Us on TOP! Table Mountain behind us. This is the trig beacon at 928 m. (Me still on the lead!) Our humans and Alice (my best!) left early and went via Elephant's Eye cave to the top of Constantiaberg, which was quite windy and chilly.
(The Foodlady left her camera behind so all these lovely photos are Alice's.)

These plants sound like the Alpha Male's name - they are Stoebe rosea and are endemic to the Cape Peninsula. In fact they are so rare that they are known only from two localities: Constantiaberg and in the Cape of Good Hope Nature Reserve. They only grow on rocky ridges below 600 m and flower from January to February. For more on Stoebe, click here.

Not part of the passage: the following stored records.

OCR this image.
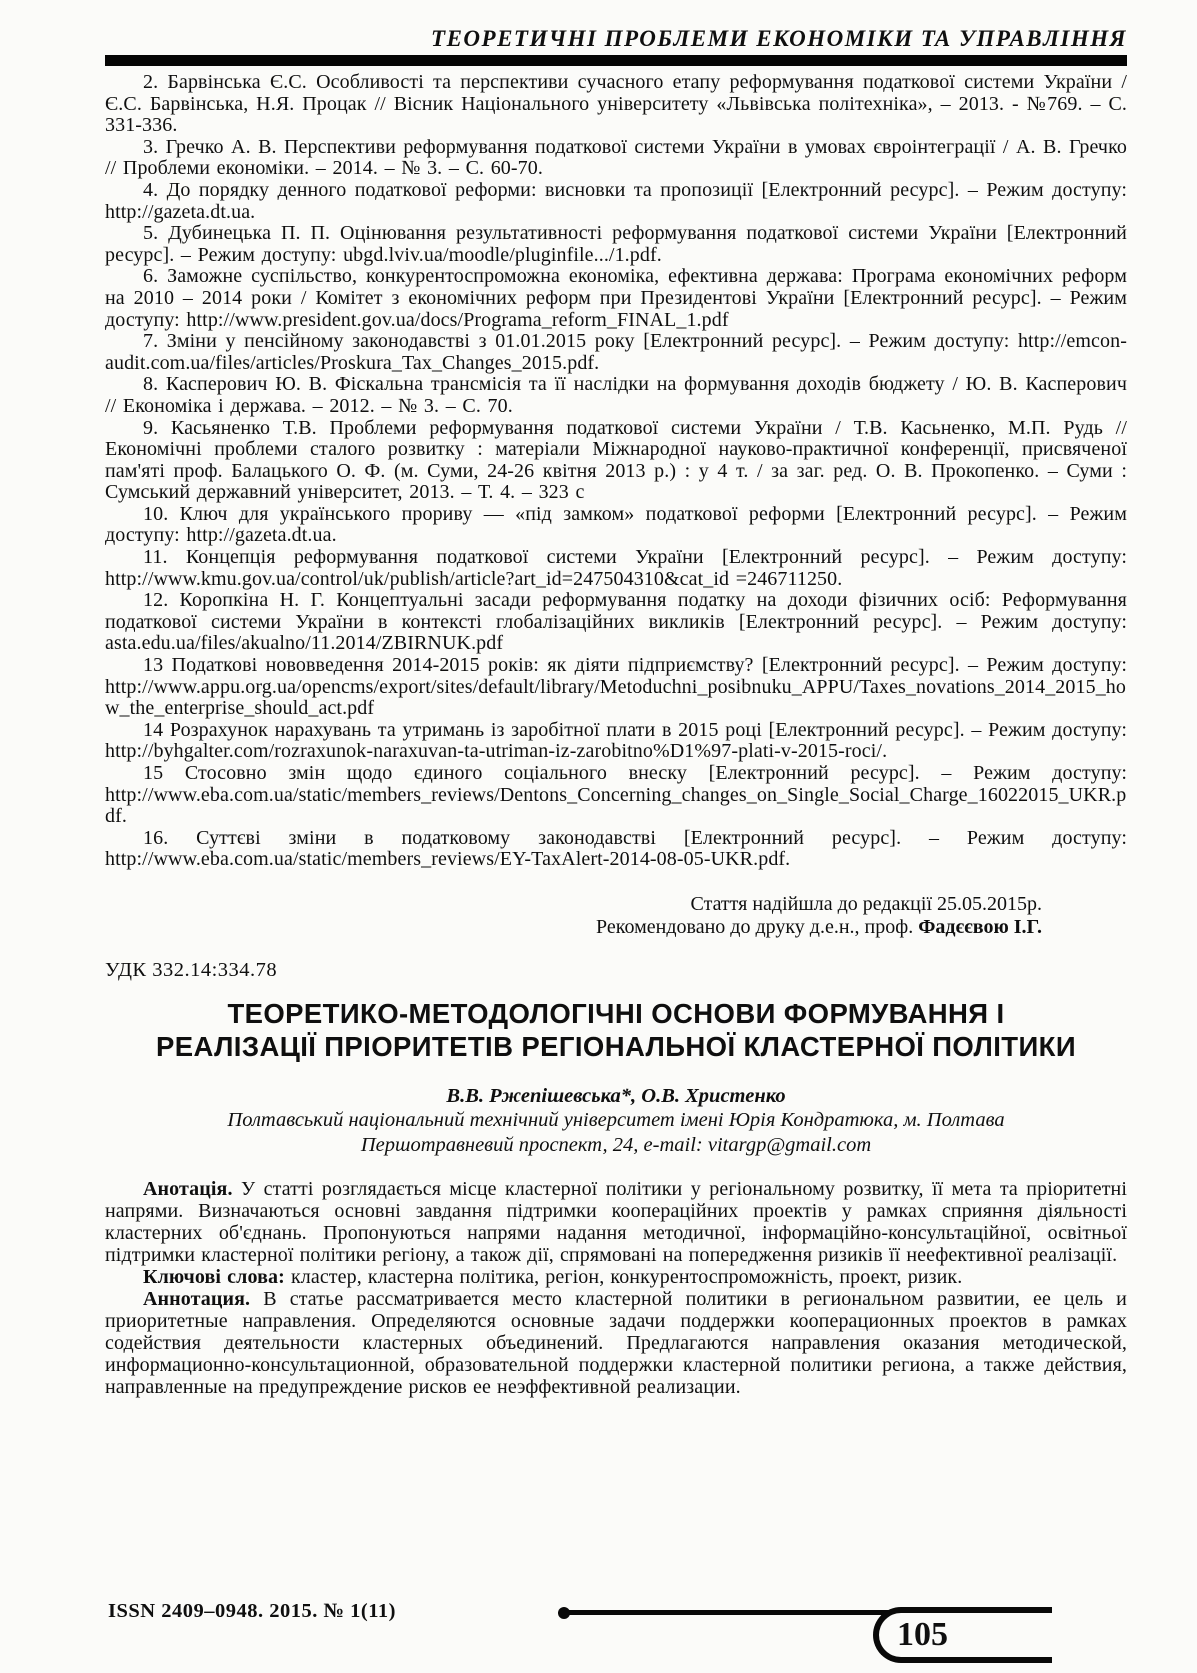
ТЕОРЕТИЧНІ ПРОБЛЕМИ ЕКОНОМІКИ ТА УПРАВЛІННЯ

2. Барвінська Є.С. Особливості та перспективи сучасного етапу реформування податкової системи України / Є.С. Барвінська, Н.Я. Процак // Вісник Національного університету «Львівська політехніка», – 2013. - №769. – С. 331-336.

3. Гречко А. В. Перспективи реформування податкової системи України в умовах євроінтеграції / А. В. Гречко // Проблеми економіки. – 2014. – № 3. – С. 60-70.

4. До порядку денного податкової реформи: висновки та пропозиції [Електронний ресурс]. – Режим доступу: http://gazeta.dt.ua.

5. Дубинецька П. П. Оцінювання результативності реформування податкової системи України [Електронний ресурс]. – Режим доступу: ubgd.lviv.ua/moodle/pluginfile.../1.pdf.

6. Заможне суспільство, конкурентоспроможна економіка, ефективна держава: Програма економічних реформ на 2010 – 2014 роки / Комітет з економічних реформ при Президентові України [Електронний ресурс]. – Режим доступу: http://www.president.gov.ua/docs/Programa_reform_FINAL_1.pdf

7. Зміни у пенсійному законодавстві з 01.01.2015 року [Електронний ресурс]. – Режим доступу: http://emcon-audit.com.ua/files/articles/Proskura_Tax_Changes_2015.pdf.

8. Касперович Ю. В. Фіскальна трансмісія та її наслідки на формування доходів бюджету / Ю. В. Касперович // Економіка і держава. – 2012. – № 3. – С. 70.

9. Касьяненко Т.В. Проблеми реформування податкової системи України / Т.В. Касьненко, М.П. Рудь // Економічні проблеми сталого розвитку : матеріали Міжнародної науково-практичної конференції, присвяченої пам'яті проф. Балацького О. Ф. (м. Суми, 24-26 квітня 2013 р.) : у 4 т. / за заг. ред. О. В. Прокопенко. – Суми : Сумський державний університет, 2013. – Т. 4. – 323 с

10. Ключ для українського прориву — «під замком» податкової реформи [Електронний ресурс]. – Режим доступу: http://gazeta.dt.ua.

11. Концепція реформування податкової системи України [Електронний ресурс]. – Режим доступу: http://www.kmu.gov.ua/control/uk/publish/article?art_id=247504310&cat_id =246711250.

12. Коропкіна Н. Г. Концептуальні засади реформування податку на доходи фізичних осіб: Реформування податкової системи України в контексті глобалізаційних викликів [Електронний ресурс]. – Режим доступу: asta.edu.ua/files/akualno/11.2014/ZBIRNUK.pdf

13 Податкові нововведення 2014-2015 років: як діяти підприємству? [Електронний ресурс]. – Режим доступу: http://www.appu.org.ua/opencms/export/sites/default/library/Metoduchni_posibnuku_APPU/Taxes_novations_2014_2015_how_the_enterprise_should_act.pdf

14 Розрахунок нарахувань та утримань із заробітної плати в 2015 році [Електронний ресурс]. – Режим доступу: http://byhgalter.com/rozraxunok-naraxuvan-ta-utriman-iz-zarobitno%D1%97-plati-v-2015-roci/.

15 Стосовно змін щодо єдиного соціального внеску [Електронний ресурс]. – Режим доступу: http://www.eba.com.ua/static/members_reviews/Dentons_Concerning_changes_on_Single_Social_Charge_16022015_UKR.pdf.

16. Суттєві зміни в податковому законодавстві [Електронний ресурс]. – Режим доступу: http://www.eba.com.ua/static/members_reviews/EY-TaxAlert-2014-08-05-UKR.pdf.

Стаття надійшла до редакції 25.05.2015р.

Рекомендовано до друку д.е.н., проф. Фадєєвою І.Г.

УДК 332.14:334.78

ТЕОРЕТИКО-МЕТОДОЛОГІЧНІ ОСНОВИ ФОРМУВАННЯ І
РЕАЛІЗАЦІЇ ПРІОРИТЕТІВ РЕГІОНАЛЬНОЇ КЛАСТЕРНОЇ ПОЛІТИКИ

В.В. Ржепішевська*, О.В. Христенко

Полтавський національний технічний університет імені Юрія Кондратюка, м. Полтава

Першотравневий проспект, 24, e-mail: vitargp@gmail.com

Анотація. У статті розглядається місце кластерної політики у регіональному розвитку, її мета та пріоритетні напрями. Визначаються основні завдання підтримки коопераційних проектів у рамках сприяння діяльності кластерних об'єднань. Пропонуються напрями надання методичної, інформаційно-консультаційної, освітньої підтримки кластерної політики регіону, а також дії, спрямовані на попередження ризиків її неефективної реалізації.

Ключові слова: кластер, кластерна політика, регіон, конкурентоспроможність, проект, ризик.

Аннотация. В статье рассматривается место кластерной политики в региональном развитии, ее цель и приоритетные направления. Определяются основные задачи поддержки кооперационных проектов в рамках содействия деятельности кластерных объединений. Предлагаются направления оказания методической, информационно-консультационной, образовательной поддержки кластерной политики региона, а также действия, направленные на предупреждение рисков ее неэффективной реализации.

ISSN 2409–0948. 2015. № 1(11)
105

This is the Table Mountain beauty butterfly Aeropetes tulbaghia, the pollinator of the red disa Disa uniflora, visiting Tritoniopsis triticea (commonly called mountain pipes or the summer snake flower). The red plant above is also a disa, the cluster disa Disa ferruginea, and it has no nectar to offer the butterfly so it mimics the Tritoniopsis and the insect-brained Table Mountain beauty (or Table Mountain pride) butterfly is tricked into visiting it and pollinating it without reward. It is the only pollinator of the cluster disa.
There were quite a few of these blue disas out - Disa graminifolia. They are pollinated by carpenter bees who are also tricked by the blue disa's sweet smell into thinking that it has some nectar to offer but in actual fact the disa has none. (It's as bare as Old Mother Hubbard's horrible cupboard!).

Tea and rusks -and us huddled out of the wind with the Constantiaberg mast looming above us. It looked like it was about to topple over as the clouds ripped past it.
Then for a while the Alpha Male let me off the lead as we walked down the other side to the viewpoint over Blackburn Ravine and Hout Bay. It was fantastic to be free!
When we got back to the car it was quite chilly in the wind so we didn't swim in the dam, and just went home - luckily after passing a few dogs (mostly rather wild golden retrievers like Charlie) - a good end to a really nice walk.